The strengths of our study are the comprehensive population-based nation-wide cohort, the data quality checks from two data sources (QRNS and NCR), the near-complete follow-up of patients, and the modern methods for prediction modeling. The limitations of our study are the unavoidable imperfect patient-level risk-standardization, the unavailability of information - other than biopsy or resection - on applied surgical techniques and the unavailability of other hospital characteristics, such as treatment guideline adherence or clinical trial participation. Furthermore, the few patients who refrained from any treatment or who had radiation or chemotherapy without histopathological diagnosis were not included in this pathology-based registry. Similarly, the few patients, who may have crossed over between hospitals for treatment, remain unidentified.
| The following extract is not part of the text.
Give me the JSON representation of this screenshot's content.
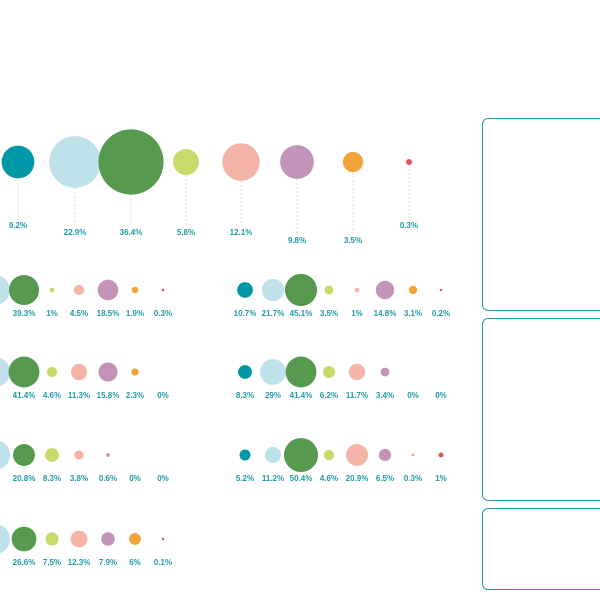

And treatment variation other than surgical decisions may contribute to the observed outcome variation. For this, we have recently started a national multidisciplinary collaboration involving radiation and medical oncologists, neurologists, radiologists, and pathologists for a joined quality registry, i.e. the Dutch Brain Tumor Registry.

There are several possible implications for clinical practice. First, a quality program is required to enforce hospitals with less than expected outcome to improve, for instance by identification of differences in care programs amenable to exchange expertise, and to ultimately devise a systematic quality evaluation and improvement cycle. At the same time regionalization of brain tumor care in networks may improve overall quality of care. Second, further investigation is necessary into the relation between hospital biopsy percentage, volume, and survival outcome. It remains undetermined whether a threshold for minimum case load per year is a robust criterium for ‘in control’ survival outcome. Third, early mortality should be reported with causes of death in quality comparisons. Fourth, patient counseling and surgical decision making should rather be based on personalized predictions from real practice data than on clinical trial results and tertiary referral center publications [53]. Therefore, our predictive patient risk model may be useful in clinical decision making [37].

Conclusion

Hospitals vary more in late survival than early mortality after glioblastoma surgery. Widely varying biopsy percentages indicate treatment variation. Patient-related factors have a stronger association with overall survival than hospital-related factors.